Take Kimathi Donkar’s painting ‘When shall we 3?’ from the A to Z of Leadership for example. It is one of a series exploring powerful yet complex black women who helped define our contemporary world. Each painting in the series, entitled ‘Queens of the Undead’, depicts a historic female commander or royal figurehead from Africa or its Diasporas, celebrated for their place in liberation struggles. Rainha Nzinga of Matamba, the seventeenth-century Mbundu monarch who fought Portuguese armies in Angola, is the main protagonist in ‘When shall we 3?
Rainha Nzinga was given the power to rule after the suicide of her brother as her brother’s son, the rightful heir, was too young to take on the position. Even if one knows nothing about her role in the fight against Portuguese armies in Angola or about the historical context being referenced, When shall we 3? can be read through the filters of gender, race, power and politics. Donkar has made his painting relevant to today’s world by representing the figures as contemporary rather than historic. The dynamics alluded to in his work raise questions about the relationships between power, ambition, equality and oppression, all layered with gender politics.
Gender again takes centre stage in Halil Altindere’s image entitled ‘Mirage’ also from the A to Z of Leadership. Here we see a woman seemingly looking down on a man whose head is literally buried in the sand. Is she gazing at him with an air of compassion? Criticism? Derision? Confusion? Something else altogether? It’s impossible to tell. As a viewer, we’ll bring our own associations to the work. However, the very fact that the figure in the more dominant position is a woman means that interpretations can easily carry conscious or unconscious echoes of the mother/ child relationship.

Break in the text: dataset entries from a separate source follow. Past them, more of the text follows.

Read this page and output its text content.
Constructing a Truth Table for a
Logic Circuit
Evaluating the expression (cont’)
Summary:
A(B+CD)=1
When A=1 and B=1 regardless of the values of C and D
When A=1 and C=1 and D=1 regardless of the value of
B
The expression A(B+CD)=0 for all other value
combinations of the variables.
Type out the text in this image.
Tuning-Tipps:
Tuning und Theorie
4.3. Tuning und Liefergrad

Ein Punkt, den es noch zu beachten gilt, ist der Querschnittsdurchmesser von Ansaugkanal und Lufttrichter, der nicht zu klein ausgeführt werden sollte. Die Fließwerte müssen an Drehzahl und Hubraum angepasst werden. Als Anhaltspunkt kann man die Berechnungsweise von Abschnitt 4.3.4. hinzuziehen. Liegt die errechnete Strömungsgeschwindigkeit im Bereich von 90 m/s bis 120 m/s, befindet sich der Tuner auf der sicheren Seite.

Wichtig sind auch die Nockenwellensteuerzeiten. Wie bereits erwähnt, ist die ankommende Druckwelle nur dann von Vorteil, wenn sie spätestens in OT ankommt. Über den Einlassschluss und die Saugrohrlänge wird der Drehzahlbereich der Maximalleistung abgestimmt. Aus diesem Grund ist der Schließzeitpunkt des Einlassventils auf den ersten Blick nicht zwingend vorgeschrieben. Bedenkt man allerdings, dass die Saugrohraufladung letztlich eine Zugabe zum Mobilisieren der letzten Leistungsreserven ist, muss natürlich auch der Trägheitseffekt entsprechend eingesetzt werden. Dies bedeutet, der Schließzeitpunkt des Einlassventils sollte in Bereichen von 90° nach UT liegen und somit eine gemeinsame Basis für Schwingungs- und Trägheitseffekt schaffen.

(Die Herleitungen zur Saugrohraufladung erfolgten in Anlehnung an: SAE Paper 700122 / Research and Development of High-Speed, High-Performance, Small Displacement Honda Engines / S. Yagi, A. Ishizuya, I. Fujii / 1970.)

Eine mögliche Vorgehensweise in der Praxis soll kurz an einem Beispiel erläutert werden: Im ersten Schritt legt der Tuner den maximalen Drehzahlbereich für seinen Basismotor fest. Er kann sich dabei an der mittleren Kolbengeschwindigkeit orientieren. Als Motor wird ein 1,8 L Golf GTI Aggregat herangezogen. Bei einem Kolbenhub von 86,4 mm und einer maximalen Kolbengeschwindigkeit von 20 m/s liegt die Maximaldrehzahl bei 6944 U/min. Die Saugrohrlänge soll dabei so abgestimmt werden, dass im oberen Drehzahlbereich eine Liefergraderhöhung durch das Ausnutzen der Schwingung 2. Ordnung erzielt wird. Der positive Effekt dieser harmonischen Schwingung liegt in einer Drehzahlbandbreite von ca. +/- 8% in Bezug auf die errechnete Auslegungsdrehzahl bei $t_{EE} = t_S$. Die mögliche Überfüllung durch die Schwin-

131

Whatever our family constellation, we all have a mother-figure who would have loomed large in early years. For young children, the mother is a very powerful figure whose love is sought and its withdrawal feared in equal measure. The maternal object plays out in gender politics in complex ways in part because we all carry our childhood history in mind. Numerous versions of parental figures reside deep in our unconscious mind. We all create potent images out of our childhood memories. Common characteristics assigned to parent figures, often along gender lines, include the loving one, the care-giver, the with-holder, the betrayer, the forgiver, the rule maker, the unobtainable object of intense desire, the feared one and so on. In adult life, we unavoidably read people through the filters of the past. Becoming conscious of the associations, fears and desires we attach to the labels ‘male’ and ‘female’ is the first step towards letting go of limiting definitions and moving on to a more equal playing field.